You see, GM is now using Rosa Parks in an ad for a Chevy pick-up. Seth Stevenson reviewed the ad for Slate.
The spot: Singer John Mellencamp leans on the fender of a Chevy pickup, strumming an acoustic guitar. He sings, among other things, “This is our country.” Meanwhile, a montage of American moments flies by: Rosa Parks on a bus. Martin Luther King preaching to a crowd. Soldiers in Vietnam. Richard Nixon waving from his helicopter. And then modern moments: New Orleans buried by Katrina floodwaters. The two towers of light commemorating 9/11. As a big, shiny pickup rolls through an open field of wheat and then slows to a carefully posed stop, the off-screen announcer says, “This is our country. This is our truck. The all-new Chevy Silverado.”

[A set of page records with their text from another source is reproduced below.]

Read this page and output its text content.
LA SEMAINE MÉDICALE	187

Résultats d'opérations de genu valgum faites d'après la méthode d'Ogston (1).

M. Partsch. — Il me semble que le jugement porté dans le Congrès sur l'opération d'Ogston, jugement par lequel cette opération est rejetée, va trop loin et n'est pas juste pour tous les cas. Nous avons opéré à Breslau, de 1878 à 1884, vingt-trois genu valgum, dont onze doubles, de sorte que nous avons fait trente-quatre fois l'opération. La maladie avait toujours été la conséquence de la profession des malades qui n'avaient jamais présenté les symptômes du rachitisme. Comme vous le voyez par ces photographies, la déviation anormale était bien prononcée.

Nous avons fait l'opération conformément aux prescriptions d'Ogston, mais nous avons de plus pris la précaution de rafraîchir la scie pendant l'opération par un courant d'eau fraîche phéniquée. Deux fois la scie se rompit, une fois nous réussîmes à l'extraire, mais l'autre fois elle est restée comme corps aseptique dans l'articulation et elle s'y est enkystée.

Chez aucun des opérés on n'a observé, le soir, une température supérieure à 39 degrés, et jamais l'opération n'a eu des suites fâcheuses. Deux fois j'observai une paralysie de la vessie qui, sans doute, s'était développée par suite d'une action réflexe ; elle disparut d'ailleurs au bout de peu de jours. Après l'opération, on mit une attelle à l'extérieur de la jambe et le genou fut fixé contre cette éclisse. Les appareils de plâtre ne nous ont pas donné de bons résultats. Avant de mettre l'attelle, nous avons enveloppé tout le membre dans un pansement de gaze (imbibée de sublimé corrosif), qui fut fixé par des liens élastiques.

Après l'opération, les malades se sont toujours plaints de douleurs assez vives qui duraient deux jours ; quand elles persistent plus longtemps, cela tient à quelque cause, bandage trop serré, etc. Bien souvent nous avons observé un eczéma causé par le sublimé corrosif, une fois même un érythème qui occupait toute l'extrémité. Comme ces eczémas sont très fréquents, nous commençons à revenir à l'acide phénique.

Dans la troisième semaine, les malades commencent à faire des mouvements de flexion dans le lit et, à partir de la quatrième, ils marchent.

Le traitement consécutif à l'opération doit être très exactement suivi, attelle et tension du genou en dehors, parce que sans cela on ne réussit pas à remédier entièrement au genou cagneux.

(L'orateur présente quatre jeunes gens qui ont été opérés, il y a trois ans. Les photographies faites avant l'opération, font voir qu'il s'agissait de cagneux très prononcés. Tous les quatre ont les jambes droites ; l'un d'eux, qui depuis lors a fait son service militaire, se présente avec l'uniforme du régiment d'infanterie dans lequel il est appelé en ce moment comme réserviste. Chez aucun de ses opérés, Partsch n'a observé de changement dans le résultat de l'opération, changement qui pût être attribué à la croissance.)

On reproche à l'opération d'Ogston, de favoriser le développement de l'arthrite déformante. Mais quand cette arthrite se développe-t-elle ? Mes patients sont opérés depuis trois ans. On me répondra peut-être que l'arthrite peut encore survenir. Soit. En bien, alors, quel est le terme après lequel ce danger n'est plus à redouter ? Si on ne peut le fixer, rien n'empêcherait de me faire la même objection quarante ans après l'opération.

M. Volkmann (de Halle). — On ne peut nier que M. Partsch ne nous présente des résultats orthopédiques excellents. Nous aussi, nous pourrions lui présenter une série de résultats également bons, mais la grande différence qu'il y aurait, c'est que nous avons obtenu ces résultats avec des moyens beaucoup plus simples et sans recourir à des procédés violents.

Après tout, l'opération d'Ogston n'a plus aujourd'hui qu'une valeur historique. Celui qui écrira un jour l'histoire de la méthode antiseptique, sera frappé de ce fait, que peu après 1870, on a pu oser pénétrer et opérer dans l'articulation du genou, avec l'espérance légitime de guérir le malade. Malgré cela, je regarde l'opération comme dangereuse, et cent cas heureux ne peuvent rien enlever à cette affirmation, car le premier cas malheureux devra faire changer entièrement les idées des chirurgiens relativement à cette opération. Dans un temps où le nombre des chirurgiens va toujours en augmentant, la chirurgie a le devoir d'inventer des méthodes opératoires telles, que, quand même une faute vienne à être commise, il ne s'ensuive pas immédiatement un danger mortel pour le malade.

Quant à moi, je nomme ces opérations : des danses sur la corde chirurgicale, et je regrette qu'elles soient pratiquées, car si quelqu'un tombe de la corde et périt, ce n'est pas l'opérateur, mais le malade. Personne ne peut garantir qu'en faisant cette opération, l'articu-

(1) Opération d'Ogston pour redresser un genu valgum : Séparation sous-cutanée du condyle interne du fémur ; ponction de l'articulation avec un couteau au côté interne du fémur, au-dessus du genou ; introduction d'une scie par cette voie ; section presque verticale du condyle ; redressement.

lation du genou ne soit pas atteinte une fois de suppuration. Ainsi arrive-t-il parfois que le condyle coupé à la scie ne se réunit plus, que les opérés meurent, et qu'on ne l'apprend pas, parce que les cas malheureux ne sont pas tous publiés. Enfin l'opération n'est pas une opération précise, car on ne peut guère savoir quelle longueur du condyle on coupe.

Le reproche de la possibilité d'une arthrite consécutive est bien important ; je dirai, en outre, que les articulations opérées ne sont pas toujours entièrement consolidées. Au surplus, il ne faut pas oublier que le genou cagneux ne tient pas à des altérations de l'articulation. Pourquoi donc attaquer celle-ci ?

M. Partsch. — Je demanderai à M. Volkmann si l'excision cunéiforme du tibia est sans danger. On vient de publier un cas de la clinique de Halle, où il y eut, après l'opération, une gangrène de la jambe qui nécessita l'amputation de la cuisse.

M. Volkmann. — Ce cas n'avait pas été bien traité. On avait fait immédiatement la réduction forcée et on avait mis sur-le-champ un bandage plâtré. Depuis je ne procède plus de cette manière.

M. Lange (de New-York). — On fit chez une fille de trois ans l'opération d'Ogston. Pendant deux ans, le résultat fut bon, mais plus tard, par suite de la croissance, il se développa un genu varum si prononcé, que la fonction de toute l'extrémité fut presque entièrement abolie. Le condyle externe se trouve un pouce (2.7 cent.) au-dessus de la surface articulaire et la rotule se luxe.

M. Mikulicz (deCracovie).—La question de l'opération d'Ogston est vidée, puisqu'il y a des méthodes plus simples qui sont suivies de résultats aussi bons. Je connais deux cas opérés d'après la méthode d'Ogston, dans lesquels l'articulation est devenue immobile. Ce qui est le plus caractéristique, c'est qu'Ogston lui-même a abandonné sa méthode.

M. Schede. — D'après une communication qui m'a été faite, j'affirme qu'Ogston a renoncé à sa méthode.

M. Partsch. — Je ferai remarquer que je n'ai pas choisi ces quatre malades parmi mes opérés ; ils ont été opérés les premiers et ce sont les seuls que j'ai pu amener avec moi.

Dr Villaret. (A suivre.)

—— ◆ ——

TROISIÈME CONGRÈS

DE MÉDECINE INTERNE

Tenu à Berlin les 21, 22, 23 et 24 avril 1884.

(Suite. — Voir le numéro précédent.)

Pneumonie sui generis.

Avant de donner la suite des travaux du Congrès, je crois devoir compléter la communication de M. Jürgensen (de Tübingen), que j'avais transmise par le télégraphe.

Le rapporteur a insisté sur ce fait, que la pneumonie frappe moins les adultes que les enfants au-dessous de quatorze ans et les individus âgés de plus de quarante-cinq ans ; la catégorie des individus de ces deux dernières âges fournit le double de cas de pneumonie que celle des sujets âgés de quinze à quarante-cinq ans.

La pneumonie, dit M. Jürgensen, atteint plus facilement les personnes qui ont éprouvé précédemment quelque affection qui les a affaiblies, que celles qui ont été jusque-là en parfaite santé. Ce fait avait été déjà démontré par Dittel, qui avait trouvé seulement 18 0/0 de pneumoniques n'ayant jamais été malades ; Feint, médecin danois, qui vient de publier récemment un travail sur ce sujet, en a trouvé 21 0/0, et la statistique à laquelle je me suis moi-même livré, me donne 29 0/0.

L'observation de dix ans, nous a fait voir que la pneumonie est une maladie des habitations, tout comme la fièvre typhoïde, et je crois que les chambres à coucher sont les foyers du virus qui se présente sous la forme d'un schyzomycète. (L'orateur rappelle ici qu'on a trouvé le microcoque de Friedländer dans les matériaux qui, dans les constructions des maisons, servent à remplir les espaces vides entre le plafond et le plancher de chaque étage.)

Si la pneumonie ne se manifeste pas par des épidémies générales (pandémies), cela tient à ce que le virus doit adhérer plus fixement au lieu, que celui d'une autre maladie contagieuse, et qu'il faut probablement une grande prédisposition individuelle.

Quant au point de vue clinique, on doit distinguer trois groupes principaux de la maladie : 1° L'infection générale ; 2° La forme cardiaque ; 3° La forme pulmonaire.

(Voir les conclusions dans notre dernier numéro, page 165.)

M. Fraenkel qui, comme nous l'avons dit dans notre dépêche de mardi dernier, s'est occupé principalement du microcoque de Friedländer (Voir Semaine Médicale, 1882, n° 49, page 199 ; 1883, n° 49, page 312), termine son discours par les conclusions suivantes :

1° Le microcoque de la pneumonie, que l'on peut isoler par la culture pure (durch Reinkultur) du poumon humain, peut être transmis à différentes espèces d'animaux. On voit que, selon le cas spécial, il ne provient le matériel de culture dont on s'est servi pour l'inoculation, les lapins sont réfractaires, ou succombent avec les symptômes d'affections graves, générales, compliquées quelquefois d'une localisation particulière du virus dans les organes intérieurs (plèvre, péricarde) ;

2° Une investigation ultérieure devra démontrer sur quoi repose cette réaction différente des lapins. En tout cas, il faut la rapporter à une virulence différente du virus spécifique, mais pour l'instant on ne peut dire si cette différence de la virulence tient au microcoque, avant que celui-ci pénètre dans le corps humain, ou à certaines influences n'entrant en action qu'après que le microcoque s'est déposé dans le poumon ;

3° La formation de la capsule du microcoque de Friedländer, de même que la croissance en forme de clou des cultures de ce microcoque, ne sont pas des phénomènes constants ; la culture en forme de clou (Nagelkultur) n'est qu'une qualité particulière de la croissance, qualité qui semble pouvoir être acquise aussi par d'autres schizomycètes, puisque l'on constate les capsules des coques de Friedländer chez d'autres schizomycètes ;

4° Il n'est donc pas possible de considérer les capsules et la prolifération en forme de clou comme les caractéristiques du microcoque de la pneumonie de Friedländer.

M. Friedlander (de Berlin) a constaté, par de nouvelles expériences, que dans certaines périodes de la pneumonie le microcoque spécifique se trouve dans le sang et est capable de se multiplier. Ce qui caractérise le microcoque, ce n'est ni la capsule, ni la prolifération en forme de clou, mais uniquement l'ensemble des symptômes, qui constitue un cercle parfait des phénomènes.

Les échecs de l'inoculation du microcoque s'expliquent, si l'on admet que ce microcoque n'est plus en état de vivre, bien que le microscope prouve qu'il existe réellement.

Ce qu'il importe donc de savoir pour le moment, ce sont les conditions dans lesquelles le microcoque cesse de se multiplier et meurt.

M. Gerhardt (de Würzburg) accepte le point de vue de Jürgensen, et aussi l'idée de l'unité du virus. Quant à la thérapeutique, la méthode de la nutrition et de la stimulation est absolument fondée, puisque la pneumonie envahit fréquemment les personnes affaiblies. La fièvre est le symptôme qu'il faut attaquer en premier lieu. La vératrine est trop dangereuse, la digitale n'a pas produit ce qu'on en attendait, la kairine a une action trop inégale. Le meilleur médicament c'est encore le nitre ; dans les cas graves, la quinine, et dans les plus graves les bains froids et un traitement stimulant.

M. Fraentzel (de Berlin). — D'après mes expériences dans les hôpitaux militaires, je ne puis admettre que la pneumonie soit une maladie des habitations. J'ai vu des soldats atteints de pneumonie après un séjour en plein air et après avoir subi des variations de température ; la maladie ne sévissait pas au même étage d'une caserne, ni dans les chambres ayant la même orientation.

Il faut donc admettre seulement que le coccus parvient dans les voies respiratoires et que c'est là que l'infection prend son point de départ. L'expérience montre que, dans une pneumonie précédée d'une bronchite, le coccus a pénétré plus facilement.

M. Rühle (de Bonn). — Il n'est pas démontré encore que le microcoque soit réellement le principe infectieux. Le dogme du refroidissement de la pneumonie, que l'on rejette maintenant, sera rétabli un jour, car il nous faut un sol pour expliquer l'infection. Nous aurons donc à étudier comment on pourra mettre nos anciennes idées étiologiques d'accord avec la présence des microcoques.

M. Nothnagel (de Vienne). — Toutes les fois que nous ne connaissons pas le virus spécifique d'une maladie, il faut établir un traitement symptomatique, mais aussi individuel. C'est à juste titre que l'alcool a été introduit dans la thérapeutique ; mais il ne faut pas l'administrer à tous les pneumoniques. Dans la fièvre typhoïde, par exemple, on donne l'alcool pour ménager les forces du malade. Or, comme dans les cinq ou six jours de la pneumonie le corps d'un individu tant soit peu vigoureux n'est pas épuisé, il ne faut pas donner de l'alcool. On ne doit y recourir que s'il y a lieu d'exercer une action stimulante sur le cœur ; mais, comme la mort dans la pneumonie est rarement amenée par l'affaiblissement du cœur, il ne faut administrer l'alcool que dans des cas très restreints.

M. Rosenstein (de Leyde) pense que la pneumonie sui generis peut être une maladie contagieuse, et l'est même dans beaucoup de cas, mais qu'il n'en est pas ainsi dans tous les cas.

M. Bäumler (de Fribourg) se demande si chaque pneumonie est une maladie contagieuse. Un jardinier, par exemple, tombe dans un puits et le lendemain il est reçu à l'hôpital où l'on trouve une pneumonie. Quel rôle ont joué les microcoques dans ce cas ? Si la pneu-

This ad makes me–and, judging by my e-mail, some of you–very angry. It’s not OK to use images of Rosa Parks, MLK, the Vietnam War, the Katrina disaster, and 9/11 to sell pickup trucks. It’s wrong. These images demand a little reverence and quiet contemplation. They are not meant to be backed with a crappy music track and then mushed together in a glib swirl of emotion tied to a product launch. Please, Chevy, have a modicum of shame next time.
Amen.
I say, if you’re going to exploit the image of a woman who is no longer alive to defend herself, at least have the decency to do it in an ad for the vehicle she is associated with. It was, after all, a GM bus she was riding on the day of her historic arrest.